Words to Live by

“There is nothing noble in being superior to your fellow man; true nobility comes from being superior to your former self.”― Ernest Hemingway

Thursday, 6 August 2015

How Humans Learn And How It Affects You

 Learning is a human talent and there are no boundaries to the quantity or quality of skills that we can learn.  Discover the  incredible nature of how your brain learns new skills and improve memory.


One day my son ask me when can he take off the training wheels from his bicycle.  I replied, “When I was your age, my father pushed me.  I fell and bruised my knee.  But I wanted to ride my bicycle so badly that I always got up and tried again”.  My son frown at the prospect of constant falls and said,  “Did you always fall every time you got up on your bicycle?”  “No”, I replied, “If you practice you will learn, and it will work out fine, soon you’ll be an expert.”  My son grinned and he got on his bicycle and tried again.  Sure enough, he was soon paddling his merry way in a couple of days.

Whether you are learning how to ride a bicycle for the first time or learning to play the piano, most of us need time to master any new skills we desire to learn.  

It may take some time and effort in the beginning but it’s all worth it, considering we retain the ability to learn right into old age.

If you want to learn a complicated skill, you need time and patience. 
And as soon as the right sequence of movements has been learned, you can no longer imagine how difficult to take those first steps. 

The human mind and body has an innate ability to learn almost anything imaginable. 

From learning to play the guitar to juggling balls. In any circus or carnival, mind-boggling array of skills and stunts are demonstrated. 

For example, performing somersaults in the air, juggling knives, balancing spinning plates on sticks.  

If you hold a baby upright with their feet touching the floor, they will instinctively start making walking movements with their feet.  Almost a year will pass before they have found the muscle control to be able to put one foot in front of the other all by their self.  
In this time, the baby gradually learns to control their movements, first learning to creep, then to crawl and finally to stand upright without holding onto someone or something.  

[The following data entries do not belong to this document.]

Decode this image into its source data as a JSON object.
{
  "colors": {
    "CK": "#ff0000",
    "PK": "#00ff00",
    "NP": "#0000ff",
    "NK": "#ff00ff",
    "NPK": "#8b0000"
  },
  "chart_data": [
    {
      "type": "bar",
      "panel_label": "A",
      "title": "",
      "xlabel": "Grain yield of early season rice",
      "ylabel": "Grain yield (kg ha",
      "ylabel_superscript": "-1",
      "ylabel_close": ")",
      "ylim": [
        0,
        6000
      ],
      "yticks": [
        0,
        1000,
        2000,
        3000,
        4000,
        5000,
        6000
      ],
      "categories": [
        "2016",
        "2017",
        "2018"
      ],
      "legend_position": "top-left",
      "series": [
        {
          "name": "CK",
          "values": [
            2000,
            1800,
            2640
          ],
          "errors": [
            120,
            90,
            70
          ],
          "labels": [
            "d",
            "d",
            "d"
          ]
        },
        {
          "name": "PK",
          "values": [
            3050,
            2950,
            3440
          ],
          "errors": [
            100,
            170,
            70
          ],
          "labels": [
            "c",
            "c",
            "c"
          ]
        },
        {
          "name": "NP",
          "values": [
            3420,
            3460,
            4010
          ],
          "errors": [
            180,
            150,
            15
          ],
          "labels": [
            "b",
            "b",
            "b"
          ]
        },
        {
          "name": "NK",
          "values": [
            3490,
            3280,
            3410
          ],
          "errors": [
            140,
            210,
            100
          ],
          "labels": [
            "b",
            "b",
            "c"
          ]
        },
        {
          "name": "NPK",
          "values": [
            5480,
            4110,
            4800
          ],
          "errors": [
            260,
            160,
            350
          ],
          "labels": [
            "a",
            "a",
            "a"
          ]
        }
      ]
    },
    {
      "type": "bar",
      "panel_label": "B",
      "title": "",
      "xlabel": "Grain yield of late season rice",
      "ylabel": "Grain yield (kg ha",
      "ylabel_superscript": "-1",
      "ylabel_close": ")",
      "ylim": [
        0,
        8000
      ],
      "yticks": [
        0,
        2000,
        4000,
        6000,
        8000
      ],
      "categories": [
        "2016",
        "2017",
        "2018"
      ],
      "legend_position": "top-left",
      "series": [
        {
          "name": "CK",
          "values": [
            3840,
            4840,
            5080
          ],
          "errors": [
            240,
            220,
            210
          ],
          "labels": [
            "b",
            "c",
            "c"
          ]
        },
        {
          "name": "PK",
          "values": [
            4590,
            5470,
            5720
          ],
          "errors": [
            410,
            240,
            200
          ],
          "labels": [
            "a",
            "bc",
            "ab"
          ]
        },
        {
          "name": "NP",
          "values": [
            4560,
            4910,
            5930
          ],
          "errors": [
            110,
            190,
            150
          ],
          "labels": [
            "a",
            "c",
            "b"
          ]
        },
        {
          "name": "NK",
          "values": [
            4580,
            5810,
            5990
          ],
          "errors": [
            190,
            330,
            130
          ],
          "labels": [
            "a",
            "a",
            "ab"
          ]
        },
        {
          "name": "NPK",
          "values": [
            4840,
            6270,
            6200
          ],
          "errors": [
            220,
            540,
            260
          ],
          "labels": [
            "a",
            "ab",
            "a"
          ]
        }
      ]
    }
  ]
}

It is during this process that they progressively establishes the necessary nerve links between the brain and the muscles.
Just like learning to walk upright is a skill that almost everyone can master, we too have the mental skills to train our memory to perform astonishing feats of memory and improve memory.  

Memory trainers use an array of clever techniques like mental association. Such techniques have been used for centuries by the Greeks and ancient cultures to amass large amounts of information long before printing was the common enough to hold the massive information required to be pass from generations to generations.

An example of association is to use a technique known as pegging as an anchor or source to hold a piece of information.  

The body can be used as a reference for pegging.  For example, the toes, the knee, muscle, shoulder, collar to the face.  Extremely easy to use, it can be the basis of more advance methods of association.  Soon, just like learning to ride a bicycle, anyone can use such techniques to master long chains of numbers, lists or mathematical formulas.  There are of course many other methods that anyone can use to boost his memory.  Dominic O’Brien for example, likes to use the loci method as pegs for his memory feats.  Dominic is of course, the world memory Olympiad champion and uses his jogging route to help him remember long strands of numbers or long list of items in the hundreds.

There is much to be gained from a trained memory.  Besides making tests and exams a walk in the park, learning a foreign language or “cheating” in a card gameFree Reprint Articles, a trained memory has been known to delay the onset of Alzheimer’s disease or other age related memory problems.  You might want to explore the different ways you brain can be trained today both to improve memory and  for a healthier mental health.